The other day we were discussing the question, how do we know if corporations really care about the values they are marketing (such as recycling) or if the choices they make are based on monetary gain? I was at Disneyland over spring break and I saw the common theme of "going green", and they coupled it with Kermit the Frog; they had all sorts of merchandise plastered with Kermit the Frog and the slogan Go Green. On one hand, Disneyland has always had recycling cans so that makes me think they have always had that value, but I wonder if they are "jumping on the bandwagon" of going green for a little more profit. I don't know. But let me bring up the non-profit organizations. Their very title suggests that they aren't in it for the money...what is their motivation? Could it really be their values? Anyone?
Saturday, March 7, 2009
Just sitting here in my room I could probably count about a hundred logos...Chap Stick, Disneyland, UVU, Jansport, Silver, DVD, Pepsi, etc. When we were kids, even before we could read, we were able to recognize tons of logos; we knew that the golden arches = chicken nuggets. This was mostly thanks to television, and the food and toy marketers who targeted us, which isn't necessarily a bad thing. I think it would be awesome to have a company that millions of people could explain who you are and what you do as soon as they see your logo. Especially with logos such as the Nike "swoosh," it's just assumed that the general public knows what that represents. Then there are logos (even ones with words) that aren't as easily recognized. For example, when the drink goyin was new and first started advertising, the only thing that would be on a sign or a billboard would be that name. I finally googled it to see what it was, and did the same thing with Orange Soda. I think that sometimes being mysterious is a good marketing strategy, until your company or product becomes more well known. But just for some more examples, I think most of the following logos are ones that are quickly and easily recognized, almost "common knowledge."

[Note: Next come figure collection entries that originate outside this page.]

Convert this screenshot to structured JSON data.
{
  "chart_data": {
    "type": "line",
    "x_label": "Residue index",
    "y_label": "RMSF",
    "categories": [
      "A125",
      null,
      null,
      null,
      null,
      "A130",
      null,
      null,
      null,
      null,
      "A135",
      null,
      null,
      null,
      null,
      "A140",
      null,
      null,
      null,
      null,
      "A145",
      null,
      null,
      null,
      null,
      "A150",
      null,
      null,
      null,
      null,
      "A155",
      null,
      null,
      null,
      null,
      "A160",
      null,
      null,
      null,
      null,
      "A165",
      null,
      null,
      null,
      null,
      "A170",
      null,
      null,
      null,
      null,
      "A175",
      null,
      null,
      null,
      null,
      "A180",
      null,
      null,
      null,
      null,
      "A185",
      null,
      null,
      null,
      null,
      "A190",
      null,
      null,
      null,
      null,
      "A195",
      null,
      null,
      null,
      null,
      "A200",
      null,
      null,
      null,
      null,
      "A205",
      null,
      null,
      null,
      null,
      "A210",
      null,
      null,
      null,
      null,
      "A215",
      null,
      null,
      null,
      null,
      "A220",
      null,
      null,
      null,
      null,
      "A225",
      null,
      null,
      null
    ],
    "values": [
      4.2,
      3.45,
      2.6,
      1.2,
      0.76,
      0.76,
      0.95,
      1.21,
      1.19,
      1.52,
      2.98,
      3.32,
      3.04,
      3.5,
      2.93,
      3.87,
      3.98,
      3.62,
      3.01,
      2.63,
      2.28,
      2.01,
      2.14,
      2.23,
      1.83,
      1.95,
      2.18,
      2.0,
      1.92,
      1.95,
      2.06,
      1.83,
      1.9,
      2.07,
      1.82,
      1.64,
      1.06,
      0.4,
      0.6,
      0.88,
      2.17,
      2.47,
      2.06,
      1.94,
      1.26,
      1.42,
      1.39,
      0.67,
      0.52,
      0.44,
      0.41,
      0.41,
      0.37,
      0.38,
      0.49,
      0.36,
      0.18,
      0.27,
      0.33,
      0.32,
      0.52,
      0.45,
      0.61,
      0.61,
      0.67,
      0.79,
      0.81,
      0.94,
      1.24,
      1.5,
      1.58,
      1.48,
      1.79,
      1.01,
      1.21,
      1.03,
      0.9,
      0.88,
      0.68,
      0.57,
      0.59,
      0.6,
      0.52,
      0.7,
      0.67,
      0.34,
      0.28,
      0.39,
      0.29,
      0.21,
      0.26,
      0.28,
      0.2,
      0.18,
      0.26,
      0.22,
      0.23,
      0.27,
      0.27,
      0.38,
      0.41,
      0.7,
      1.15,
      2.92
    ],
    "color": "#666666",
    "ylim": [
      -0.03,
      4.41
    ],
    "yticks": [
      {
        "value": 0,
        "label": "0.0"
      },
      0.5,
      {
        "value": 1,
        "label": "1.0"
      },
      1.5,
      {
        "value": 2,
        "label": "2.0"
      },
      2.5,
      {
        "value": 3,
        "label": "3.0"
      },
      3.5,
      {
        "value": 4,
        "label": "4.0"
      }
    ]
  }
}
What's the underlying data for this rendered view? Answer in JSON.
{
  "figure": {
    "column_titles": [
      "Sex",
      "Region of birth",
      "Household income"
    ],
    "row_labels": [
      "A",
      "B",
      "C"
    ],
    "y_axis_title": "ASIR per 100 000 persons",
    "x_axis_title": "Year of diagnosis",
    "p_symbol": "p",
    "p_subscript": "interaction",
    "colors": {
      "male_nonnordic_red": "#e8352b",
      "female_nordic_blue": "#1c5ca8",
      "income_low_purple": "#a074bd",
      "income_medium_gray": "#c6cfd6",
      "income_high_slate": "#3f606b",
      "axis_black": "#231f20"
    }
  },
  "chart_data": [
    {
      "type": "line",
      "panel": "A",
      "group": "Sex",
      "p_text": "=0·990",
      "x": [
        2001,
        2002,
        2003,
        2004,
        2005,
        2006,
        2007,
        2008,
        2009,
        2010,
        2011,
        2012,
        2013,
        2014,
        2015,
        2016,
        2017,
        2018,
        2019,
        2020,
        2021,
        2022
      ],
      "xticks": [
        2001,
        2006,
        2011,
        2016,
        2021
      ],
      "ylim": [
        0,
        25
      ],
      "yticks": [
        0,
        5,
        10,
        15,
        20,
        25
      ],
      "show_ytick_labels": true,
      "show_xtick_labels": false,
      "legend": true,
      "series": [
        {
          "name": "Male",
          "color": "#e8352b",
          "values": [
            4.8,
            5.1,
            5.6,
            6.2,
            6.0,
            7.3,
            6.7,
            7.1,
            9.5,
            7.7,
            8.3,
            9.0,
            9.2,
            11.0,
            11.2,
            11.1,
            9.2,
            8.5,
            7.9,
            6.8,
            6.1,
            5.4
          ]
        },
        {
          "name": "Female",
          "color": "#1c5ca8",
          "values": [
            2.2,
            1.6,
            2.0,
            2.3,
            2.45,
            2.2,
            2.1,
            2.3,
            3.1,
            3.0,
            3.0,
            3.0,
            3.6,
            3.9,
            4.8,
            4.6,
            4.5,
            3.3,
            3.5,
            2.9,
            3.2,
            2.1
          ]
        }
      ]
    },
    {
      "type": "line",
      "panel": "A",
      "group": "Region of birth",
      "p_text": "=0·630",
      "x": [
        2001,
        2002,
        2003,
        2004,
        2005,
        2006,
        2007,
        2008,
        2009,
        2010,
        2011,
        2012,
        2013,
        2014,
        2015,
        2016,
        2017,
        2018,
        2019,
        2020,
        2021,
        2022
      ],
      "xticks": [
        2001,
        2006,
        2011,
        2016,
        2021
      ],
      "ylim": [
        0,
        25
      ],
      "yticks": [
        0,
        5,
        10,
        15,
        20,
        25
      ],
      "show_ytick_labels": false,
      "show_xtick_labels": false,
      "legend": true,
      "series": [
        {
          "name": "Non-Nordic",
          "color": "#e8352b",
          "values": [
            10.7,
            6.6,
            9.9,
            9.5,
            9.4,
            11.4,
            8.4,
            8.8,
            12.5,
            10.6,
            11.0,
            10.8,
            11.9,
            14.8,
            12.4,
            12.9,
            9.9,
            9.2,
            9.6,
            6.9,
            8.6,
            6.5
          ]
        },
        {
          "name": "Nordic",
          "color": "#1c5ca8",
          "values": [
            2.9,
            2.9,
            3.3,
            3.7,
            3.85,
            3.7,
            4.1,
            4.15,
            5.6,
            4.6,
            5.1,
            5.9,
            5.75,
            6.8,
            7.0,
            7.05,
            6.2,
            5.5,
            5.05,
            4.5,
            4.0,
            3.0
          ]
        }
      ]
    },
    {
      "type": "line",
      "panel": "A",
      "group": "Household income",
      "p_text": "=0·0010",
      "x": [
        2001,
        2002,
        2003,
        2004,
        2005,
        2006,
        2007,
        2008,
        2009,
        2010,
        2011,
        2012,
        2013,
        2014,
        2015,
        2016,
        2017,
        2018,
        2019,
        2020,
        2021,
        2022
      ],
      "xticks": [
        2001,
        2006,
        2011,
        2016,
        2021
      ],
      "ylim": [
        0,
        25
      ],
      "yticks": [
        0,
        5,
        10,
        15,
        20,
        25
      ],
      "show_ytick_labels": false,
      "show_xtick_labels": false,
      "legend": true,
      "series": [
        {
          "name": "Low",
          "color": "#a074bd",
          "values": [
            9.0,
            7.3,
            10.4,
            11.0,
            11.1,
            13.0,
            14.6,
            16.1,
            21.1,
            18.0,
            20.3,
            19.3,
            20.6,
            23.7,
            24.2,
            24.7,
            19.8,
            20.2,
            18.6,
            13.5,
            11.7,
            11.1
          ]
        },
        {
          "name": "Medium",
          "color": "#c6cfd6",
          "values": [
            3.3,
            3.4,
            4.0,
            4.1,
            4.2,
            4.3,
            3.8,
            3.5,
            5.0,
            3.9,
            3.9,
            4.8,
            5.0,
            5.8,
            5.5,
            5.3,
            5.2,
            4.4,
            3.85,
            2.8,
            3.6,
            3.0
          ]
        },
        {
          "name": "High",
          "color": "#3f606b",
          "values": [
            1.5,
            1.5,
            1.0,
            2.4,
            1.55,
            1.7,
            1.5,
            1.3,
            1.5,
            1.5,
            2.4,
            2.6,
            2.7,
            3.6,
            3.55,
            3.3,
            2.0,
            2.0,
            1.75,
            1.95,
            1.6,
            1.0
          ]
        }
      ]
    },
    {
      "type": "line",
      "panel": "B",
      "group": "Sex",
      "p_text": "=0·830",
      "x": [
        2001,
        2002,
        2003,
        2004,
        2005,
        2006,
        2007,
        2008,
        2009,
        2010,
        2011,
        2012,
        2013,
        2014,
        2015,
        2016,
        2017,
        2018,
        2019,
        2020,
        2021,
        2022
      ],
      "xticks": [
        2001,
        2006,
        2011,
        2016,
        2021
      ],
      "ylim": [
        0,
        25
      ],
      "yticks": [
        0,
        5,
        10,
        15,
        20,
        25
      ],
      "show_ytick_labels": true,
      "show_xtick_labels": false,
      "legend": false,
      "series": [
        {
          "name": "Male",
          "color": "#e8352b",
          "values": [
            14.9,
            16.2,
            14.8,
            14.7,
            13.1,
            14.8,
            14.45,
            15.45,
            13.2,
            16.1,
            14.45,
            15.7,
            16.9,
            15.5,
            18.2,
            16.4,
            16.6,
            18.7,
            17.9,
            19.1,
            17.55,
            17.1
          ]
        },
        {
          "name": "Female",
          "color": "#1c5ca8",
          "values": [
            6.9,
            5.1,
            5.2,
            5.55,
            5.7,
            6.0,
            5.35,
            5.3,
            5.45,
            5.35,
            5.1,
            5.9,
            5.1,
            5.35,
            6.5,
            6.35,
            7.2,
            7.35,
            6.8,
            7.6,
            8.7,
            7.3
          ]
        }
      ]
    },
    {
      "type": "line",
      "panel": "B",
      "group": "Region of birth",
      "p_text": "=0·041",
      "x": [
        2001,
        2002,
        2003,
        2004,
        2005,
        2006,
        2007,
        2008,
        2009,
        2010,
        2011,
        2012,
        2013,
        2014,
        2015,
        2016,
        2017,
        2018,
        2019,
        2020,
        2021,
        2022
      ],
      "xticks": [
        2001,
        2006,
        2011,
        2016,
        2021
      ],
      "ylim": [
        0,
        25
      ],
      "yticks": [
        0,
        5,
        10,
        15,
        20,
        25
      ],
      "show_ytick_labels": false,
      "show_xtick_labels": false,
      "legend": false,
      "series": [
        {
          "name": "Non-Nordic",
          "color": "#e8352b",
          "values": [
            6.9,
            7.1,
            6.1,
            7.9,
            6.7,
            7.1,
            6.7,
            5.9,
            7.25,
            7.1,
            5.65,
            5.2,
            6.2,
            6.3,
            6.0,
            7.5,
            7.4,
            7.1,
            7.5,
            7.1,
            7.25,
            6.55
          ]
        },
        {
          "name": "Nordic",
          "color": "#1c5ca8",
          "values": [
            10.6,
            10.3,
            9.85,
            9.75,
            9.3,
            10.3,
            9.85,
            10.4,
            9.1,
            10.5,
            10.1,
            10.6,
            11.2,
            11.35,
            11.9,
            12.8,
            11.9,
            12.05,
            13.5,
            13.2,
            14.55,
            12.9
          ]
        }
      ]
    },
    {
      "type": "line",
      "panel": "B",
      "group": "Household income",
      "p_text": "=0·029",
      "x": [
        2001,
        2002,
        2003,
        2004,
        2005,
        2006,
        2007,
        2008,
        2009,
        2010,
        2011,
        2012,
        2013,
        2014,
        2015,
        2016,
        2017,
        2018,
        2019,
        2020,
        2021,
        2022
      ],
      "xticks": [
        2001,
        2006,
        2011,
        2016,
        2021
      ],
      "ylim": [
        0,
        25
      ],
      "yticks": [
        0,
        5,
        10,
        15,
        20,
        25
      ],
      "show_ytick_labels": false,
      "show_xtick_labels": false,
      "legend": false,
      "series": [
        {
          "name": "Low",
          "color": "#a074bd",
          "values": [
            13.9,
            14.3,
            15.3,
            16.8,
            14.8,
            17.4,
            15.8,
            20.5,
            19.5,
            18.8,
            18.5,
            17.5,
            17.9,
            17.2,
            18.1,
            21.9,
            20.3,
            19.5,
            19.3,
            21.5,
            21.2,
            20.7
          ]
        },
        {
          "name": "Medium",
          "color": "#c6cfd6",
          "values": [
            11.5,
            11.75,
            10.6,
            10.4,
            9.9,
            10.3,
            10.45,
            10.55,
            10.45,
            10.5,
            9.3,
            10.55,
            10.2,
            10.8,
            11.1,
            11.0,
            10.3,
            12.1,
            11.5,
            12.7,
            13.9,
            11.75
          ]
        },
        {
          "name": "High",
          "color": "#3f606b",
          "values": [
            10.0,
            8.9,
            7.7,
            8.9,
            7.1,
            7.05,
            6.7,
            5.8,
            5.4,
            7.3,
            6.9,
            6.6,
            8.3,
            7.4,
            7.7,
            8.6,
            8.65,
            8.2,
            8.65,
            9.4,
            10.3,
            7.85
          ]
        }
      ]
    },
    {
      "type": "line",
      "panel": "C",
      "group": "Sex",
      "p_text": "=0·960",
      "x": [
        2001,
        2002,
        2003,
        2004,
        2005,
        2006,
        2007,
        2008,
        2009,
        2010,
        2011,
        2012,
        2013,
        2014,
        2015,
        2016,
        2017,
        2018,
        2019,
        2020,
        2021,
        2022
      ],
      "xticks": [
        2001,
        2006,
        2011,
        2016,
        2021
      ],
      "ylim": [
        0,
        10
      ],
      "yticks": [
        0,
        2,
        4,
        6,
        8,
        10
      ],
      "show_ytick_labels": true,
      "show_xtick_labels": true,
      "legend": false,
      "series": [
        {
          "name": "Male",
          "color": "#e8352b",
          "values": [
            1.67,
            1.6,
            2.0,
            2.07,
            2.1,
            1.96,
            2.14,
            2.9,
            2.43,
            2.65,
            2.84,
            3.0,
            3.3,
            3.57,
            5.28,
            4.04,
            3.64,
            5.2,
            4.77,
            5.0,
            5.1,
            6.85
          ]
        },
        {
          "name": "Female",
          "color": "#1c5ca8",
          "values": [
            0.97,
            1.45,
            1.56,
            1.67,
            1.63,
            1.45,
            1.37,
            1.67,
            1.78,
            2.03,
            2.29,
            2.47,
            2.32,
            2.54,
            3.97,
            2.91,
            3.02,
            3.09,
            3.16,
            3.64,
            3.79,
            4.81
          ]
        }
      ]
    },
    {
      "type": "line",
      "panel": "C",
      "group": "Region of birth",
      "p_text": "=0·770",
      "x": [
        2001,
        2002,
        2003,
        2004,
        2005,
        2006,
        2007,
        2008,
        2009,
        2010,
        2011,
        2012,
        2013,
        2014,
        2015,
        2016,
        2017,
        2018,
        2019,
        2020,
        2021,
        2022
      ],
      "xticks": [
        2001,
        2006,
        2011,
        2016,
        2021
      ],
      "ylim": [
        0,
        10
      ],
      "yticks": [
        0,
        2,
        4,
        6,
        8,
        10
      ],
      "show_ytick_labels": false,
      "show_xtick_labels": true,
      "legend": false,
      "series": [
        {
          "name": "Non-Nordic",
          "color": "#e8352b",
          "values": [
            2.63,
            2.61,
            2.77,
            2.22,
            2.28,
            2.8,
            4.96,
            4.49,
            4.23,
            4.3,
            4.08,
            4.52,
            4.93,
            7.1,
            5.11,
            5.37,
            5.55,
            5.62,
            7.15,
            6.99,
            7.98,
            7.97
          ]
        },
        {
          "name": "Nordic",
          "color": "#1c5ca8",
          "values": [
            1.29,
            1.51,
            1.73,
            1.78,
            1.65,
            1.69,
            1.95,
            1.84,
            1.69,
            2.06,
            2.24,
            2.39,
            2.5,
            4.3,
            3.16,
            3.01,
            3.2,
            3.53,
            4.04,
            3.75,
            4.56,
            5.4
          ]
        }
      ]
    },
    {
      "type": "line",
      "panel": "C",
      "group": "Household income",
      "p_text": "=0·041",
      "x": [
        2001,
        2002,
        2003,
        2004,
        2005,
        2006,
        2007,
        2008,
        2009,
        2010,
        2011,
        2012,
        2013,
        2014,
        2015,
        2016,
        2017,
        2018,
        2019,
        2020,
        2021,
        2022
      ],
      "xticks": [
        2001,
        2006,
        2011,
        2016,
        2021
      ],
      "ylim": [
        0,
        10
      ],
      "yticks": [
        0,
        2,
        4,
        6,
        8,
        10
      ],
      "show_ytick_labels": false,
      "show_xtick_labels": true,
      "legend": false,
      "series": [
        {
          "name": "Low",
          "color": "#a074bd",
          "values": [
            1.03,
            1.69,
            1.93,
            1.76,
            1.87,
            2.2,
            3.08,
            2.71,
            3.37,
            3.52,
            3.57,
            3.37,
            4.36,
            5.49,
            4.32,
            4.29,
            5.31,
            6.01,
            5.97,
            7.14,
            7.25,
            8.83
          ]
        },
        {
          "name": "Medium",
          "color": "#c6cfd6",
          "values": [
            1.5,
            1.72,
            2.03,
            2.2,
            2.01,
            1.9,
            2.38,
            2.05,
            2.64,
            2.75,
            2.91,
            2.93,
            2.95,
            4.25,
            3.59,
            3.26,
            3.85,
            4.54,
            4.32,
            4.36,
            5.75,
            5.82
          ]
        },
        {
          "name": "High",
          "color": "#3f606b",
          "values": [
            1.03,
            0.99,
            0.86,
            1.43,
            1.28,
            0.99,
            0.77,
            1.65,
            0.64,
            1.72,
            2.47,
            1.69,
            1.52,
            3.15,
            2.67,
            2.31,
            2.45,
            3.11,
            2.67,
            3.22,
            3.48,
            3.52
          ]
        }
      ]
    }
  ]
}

Here are some of the comments I was going to make in class this past week and didn't get a chance to :) Just a last word on gender roles and race representation in the media before we move on. A few classes ago, Errin was talking about driving up to Salt Lake and noticing how different races were represented on the billboards; they really aren't. We discussed that maybe this was because the advertiser's target market is the population majority in this area. The other day I was driving to Provo from Spanish Fork and I noticed a sign for the Provo Towne Center Mall that said, "Welcome to the mall, mom." and another sign for a carpet cleaning service that said something to the effect of "Clean Carpets, Happy Women." If I wasn't in this class I really wouldn't have thought anything about it, but my first thought was, ok with these advertisements the mall is targeting "moms" and the carpet cleaning billboard could be targeting men by saying they're wives will be happy if they get the carpets cleaned, because it's assumed that they women already naturally want they're carpets cleaned but it's the men who are holding them back. My second thought was what is being said about women through this advertising? How are they being represented? These signs could be saying that all women are shopaholics and "clean freaks", and that being a homemaker and a mom is their primary gender role.
We also discussed different TV shows and what percentage of other races are represented in the casting of these shows, and what roles they play. I couldn't help but think of Survivor, and how every season they seem to have x number of black people, Asians, and men and women. Sometimes when I watch these shows or see certain advertisements (for example, the promotional materials for UVU) I feel like the producers are trying to meet a "quota of diversity," whether this is the case or not. I know our community has a lot of diversity, but sometimes it feels like this diversity isn't represented accurately.
Someone also made the comment this week about an actor not being cast because of the color of his skin, despite his experience. I started thinking about a case that I think is just the opposite of this. In Much Ado About Nothing, Denzel Washington plays the part of Don Pedro and the part of his brother (illegitimate brother) Don John is played by Keanu Reeves. Obviously, the two aren't brothers, but in a discussion I had with a friend, she said that Washington got the part not because of the color of his skin but because he's a great actor and played the part of Don Pedro well.